The “Scholar-Warrior” is an archetype that appears in most cultures throughout history: the samurais, the knights, the Buddhist monks, and nuns of China, etc. The Scholar-Warrior learned not only the martial arts, but also the fine arts of poetry and painting, and music; and they learned the healing arts. Scholar-Warriors were well-rounded individuals who represented the best of their culture.
My son fell for it, hook, line, and sinker… LOL! He and I (along with my wife at the time) studied the martial art of Wing Chun for several years. As part of that training, we learned many things: reiki, chi exercises, knowledge of herbs, healing arts, etc.
The following is one of the first lessons I taught my son after he took the “Vow of the Scholar-Warrior”…

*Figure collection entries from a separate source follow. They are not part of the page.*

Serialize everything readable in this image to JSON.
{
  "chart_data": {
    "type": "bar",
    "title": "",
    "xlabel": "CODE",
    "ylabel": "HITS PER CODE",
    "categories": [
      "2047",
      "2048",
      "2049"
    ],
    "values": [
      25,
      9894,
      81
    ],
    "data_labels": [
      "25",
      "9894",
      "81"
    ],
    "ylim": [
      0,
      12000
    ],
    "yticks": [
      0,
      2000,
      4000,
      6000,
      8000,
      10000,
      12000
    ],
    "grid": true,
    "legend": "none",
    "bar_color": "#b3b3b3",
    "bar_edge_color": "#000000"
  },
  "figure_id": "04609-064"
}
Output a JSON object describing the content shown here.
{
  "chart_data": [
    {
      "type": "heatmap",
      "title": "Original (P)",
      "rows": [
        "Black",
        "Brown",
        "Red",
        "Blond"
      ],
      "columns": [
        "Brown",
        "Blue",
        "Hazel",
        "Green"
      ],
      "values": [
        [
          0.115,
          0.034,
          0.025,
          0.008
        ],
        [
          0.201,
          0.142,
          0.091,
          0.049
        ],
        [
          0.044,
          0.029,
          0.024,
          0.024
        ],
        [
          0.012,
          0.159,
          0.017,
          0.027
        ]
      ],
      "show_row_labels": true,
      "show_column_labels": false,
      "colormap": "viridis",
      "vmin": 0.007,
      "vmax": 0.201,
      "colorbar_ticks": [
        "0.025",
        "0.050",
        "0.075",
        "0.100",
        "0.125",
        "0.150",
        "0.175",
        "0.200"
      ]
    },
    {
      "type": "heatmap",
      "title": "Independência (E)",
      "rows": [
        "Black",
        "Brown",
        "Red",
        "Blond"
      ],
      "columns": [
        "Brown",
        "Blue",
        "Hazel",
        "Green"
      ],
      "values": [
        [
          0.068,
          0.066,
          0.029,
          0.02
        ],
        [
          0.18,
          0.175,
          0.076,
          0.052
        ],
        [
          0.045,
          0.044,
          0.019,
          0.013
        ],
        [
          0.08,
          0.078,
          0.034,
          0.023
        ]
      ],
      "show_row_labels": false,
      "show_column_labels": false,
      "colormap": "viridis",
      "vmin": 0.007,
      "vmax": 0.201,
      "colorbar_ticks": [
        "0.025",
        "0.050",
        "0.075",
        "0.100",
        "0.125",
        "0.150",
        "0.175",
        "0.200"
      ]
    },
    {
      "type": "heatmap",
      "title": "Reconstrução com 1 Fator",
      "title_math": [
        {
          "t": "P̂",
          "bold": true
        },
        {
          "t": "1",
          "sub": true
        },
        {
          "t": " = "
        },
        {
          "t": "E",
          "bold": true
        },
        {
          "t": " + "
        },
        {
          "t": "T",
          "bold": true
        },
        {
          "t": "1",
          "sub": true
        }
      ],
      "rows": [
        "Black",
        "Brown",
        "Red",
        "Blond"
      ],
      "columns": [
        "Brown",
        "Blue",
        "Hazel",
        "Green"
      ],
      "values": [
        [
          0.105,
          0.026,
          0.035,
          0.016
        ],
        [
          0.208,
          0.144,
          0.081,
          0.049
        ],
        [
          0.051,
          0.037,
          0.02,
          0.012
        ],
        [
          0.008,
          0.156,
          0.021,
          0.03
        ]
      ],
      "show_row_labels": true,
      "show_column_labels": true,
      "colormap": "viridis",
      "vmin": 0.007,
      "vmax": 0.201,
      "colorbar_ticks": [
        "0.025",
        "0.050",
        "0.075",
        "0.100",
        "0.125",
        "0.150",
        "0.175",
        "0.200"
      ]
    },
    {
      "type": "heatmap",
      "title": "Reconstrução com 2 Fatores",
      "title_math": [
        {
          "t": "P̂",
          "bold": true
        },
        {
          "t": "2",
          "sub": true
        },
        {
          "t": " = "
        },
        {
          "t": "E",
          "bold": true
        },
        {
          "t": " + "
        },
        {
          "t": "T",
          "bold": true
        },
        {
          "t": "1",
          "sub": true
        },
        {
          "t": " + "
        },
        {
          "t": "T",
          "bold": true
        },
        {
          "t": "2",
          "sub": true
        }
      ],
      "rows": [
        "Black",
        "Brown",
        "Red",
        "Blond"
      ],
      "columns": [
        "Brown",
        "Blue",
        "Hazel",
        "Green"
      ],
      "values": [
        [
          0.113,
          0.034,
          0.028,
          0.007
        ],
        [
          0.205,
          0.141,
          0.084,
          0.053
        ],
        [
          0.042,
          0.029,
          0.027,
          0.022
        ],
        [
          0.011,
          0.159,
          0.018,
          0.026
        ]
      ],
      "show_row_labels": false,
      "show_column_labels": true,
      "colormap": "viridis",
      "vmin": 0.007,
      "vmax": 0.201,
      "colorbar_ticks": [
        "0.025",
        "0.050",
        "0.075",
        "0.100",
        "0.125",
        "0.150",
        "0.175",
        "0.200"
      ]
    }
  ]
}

-=[ Plato’s Allegory of the Cave ]=-
Plato is considered one of the most important intellectual figures in Western history. He was the founder of the first university, “The Academy,” where students read the Socratic dialogues. The essence of Plato’s philosophy is demonstrated in the allegory of the Myth of the Cave, which appears in his work, The Republic.
In this myth, Plato proposes the following vision: Imagine prisoners chained in such a way that they face the back wall of a cave. They have been there for life and can see nothing of themselves or of each other. They see only shadows on the wall of the cave.
The shadows are caused by a fire that burns on a ledge above and behind them. Between the fire and the prisoners is a path lined with a wall along which people carrying vases, statues, and other artifacts on their heads. The prisoners hear the echoes of voices and see the shadows of the artifacts, and they mistake those echoes and shadows for reality.
The point of the allegory is that our purpose in life is break free of those chains and venture out of the cave into the open in order to experience reality. That “steep and rugged ascent” is Plato’s allegory of education and leads us out into the real world of sunlight and knowledge where we can truly gaze upon the sun (the sun being the allegory of enlightenment).
Plato suggests that if such a man were to attempt to return to the cave and liberate the other prisoners, they would set upon him and kill him. The allegory of the cave, with its story of the liberation of the prisoner from darkness, deceit, and untruth and the ensuing hard journey into the light and warmth of the Truth has inspired many philosophers and social leaders. But Plato meant this allegory as more than mere poetic vision. He used this work, to give it a precise, technical application. Within this application, he was able to offer a map in which opinion and knowledge are clearly marked.
However, that would take too long right now and I need to get dressed and go to work! LOL!